I would be more generous and use the word "replica". It was owned by a collector, and he probably knew it wasn't genuine. Not everyone can afford a real boneshaker and there wouldn't be enough to go around in any case. He probably wanted a replica to show something like the evolution of bicycle design, or because it was fun. My point is that it still has some value. I will concede that it's not a particularly good replica but if it fell into my lap, I would paint the white parts black and see how it rides.


----------



## Freqman1 (Jun 6, 2016)

Brian R. said:


> I would be more generous and use the word "replica". It was owned by a collector, and he probably knew it wasn't genuine. Not everyone can afford a real boneshaker and there wouldn't be enough to go around in any case. He probably wanted a replica to show something like the evolution of bicycle design, or because it was fun. My point is that it still has some value. I will concede that it's not a particularly good replica but if it fell into my lap, I would paint the white parts black and see how it rides.

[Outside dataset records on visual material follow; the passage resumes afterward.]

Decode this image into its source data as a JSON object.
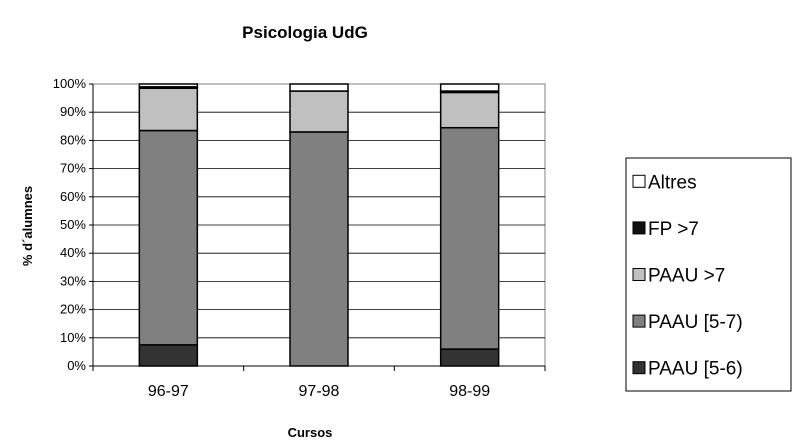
{
  "chart_data": {
    "type": "bar",
    "stacked": "percent",
    "title": "Psicologia UdG",
    "xlabel": "Cursos",
    "ylabel": "% d´alumnes",
    "ylim": [
      0,
      100
    ],
    "yticks": [
      "0%",
      "10%",
      "20%",
      "30%",
      "40%",
      "50%",
      "60%",
      "70%",
      "80%",
      "90%",
      "100%"
    ],
    "categories": [
      "96-97",
      "97-98",
      "98-99"
    ],
    "series": [
      {
        "name": "PAAU [5-6)",
        "color": "#333333",
        "values": [
          7.5,
          0,
          6
        ]
      },
      {
        "name": "PAAU [5-7)",
        "color": "#808080",
        "values": [
          76,
          83,
          78.5
        ]
      },
      {
        "name": "PAAU >7",
        "color": "#c0c0c0",
        "values": [
          15,
          14.5,
          12.5
        ]
      },
      {
        "name": "FP >7",
        "color": "#111111",
        "values": [
          0.5,
          0,
          0.5
        ]
      },
      {
        "name": "Altres",
        "color": "#ffffff",
        "values": [
          1,
          2.5,
          2.5
        ]
      }
    ],
    "legend": {
      "position": "right",
      "order": [
        "Altres",
        "FP >7",
        "PAAU >7",
        "PAAU [5-7)",
        "PAAU [5-6)"
      ]
    },
    "grid": true
  }
}
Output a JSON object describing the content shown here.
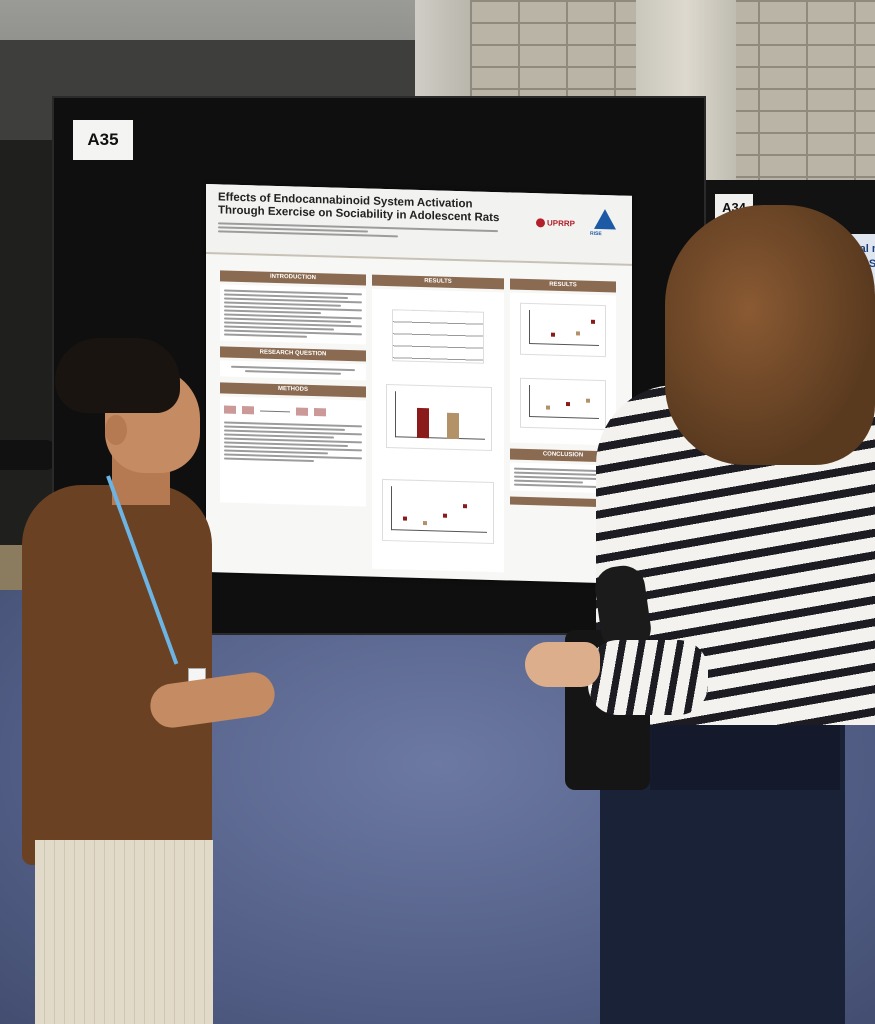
{
  "signs": {
    "left_board": "A35",
    "right_board": "A34"
  },
  "poster": {
    "title": "Effects of Endocannabinoid System Activation Through Exercise on Sociability in Adolescent Rats",
    "sections": {
      "introduction": "INTRODUCTION",
      "research_question": "RESEARCH QUESTION",
      "methods": "METHODS",
      "results_1": "RESULTS",
      "results_2": "RESULTS",
      "conclusion": "CONCLUSION"
    },
    "logo_text": "UPRRP",
    "logo2_text": "RISE"
  },
  "neighbor_poster": {
    "line1": "logical me",
    "line2": "d by a So"
  },
  "colors": {
    "section_header": "#8a6a50",
    "man_shirt": "#6a4122",
    "carpet": "#56628a",
    "board": "#0f0f0f"
  }
}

I'm not sure it would be able to be ridden. V/r Shawn


----------



## CrazyDave (Jun 6, 2016)

awww come on guys, if it is ridable, that thing would be fun as all get out to use.  Major bonus would be if it does break you arent on a 10K antique when it happens!  I'd give a little for that thing if I thought it was ridable, even with some work.....I dig it and wanna see what else the OP is bringing home!


----------



## Intense One (Jun 6, 2016)

There was no mention on how much the seller was asking for the "replica" bike.  It is cool...for bicycle artwork


----------



## CrazyDave (Jun 6, 2016)

Intense One said:


> There was no mention on how much the seller was asking for the "replica" bike.  It is cool...for bicycle artwork



Im thinkin for a few hundred I would have to have it and pimp that sucker to town for a whiskey run at least once


----------



## Intense One (Jun 6, 2016)

CrazyDave said:


> Im thinkin for a few hundred I would have to have it and pimp that sucker to town for a whiskey run at least once



Guess in' nobody and I like that idea.  Pimp that mofo...


----------



## Brian R. (Jun 7, 2016)

I was going to ask him how far he is from the U.S.-Canadian border because I could use even a poor replica in the traveling bicycle museum education program for schools I'm putting together for after my retirement from teaching, but I checked his profile and he's in Belgium. I'm not shipping that bad boy from Belgium! If it were mine, I would use the wheels, crank, and fork, and redo everything else to make really nice, ride-able boneshaker replica. And I would take it on a few whiskey runs too.  In-rust-we-trust, can you give us an update on how it's going with this machine and the rest of that collection?


----------



## bikebozo (Jun 7, 2016)

my old bike , now ridden by Carey Williams


----------



## bikebozo (Jun 7, 2016)

other examples


----------



## CrazyDave (Jun 7, 2016)

NICE!^^ if i ever hit the lottery....


----------



## Dan the bike man (Jun 7, 2016)

Intense One said:


> Pimp that mofo...




I like this line! When someone post a bike that isn't really worth correctly restoring, and it's rough shape. Just post this ^^ LOL!!!


----------



## bikebozo (Jun 7, 2016)




----------



## Andrew Gorman (Jun 7, 2016)

With a 26" wheel it;s probably too small for an adult to ride, and even if you are 4 foot eight, that trip to the liquor store is going to be slow one- kind of like riding a unicycle.  Wood wheels are available from Amishmen and plenty of ornamental blacksmiths would be happy to build you a frame.  Why not make a repro that works?


----------



## Dweber (Jun 8, 2016)

Anyone recognize the maker?


----------



## bricycle (Jun 8, 2016)

bikebozo said:


> View attachment 325829




Man-o-man, that HAS to be really old, that sucker is made from wood!!


----------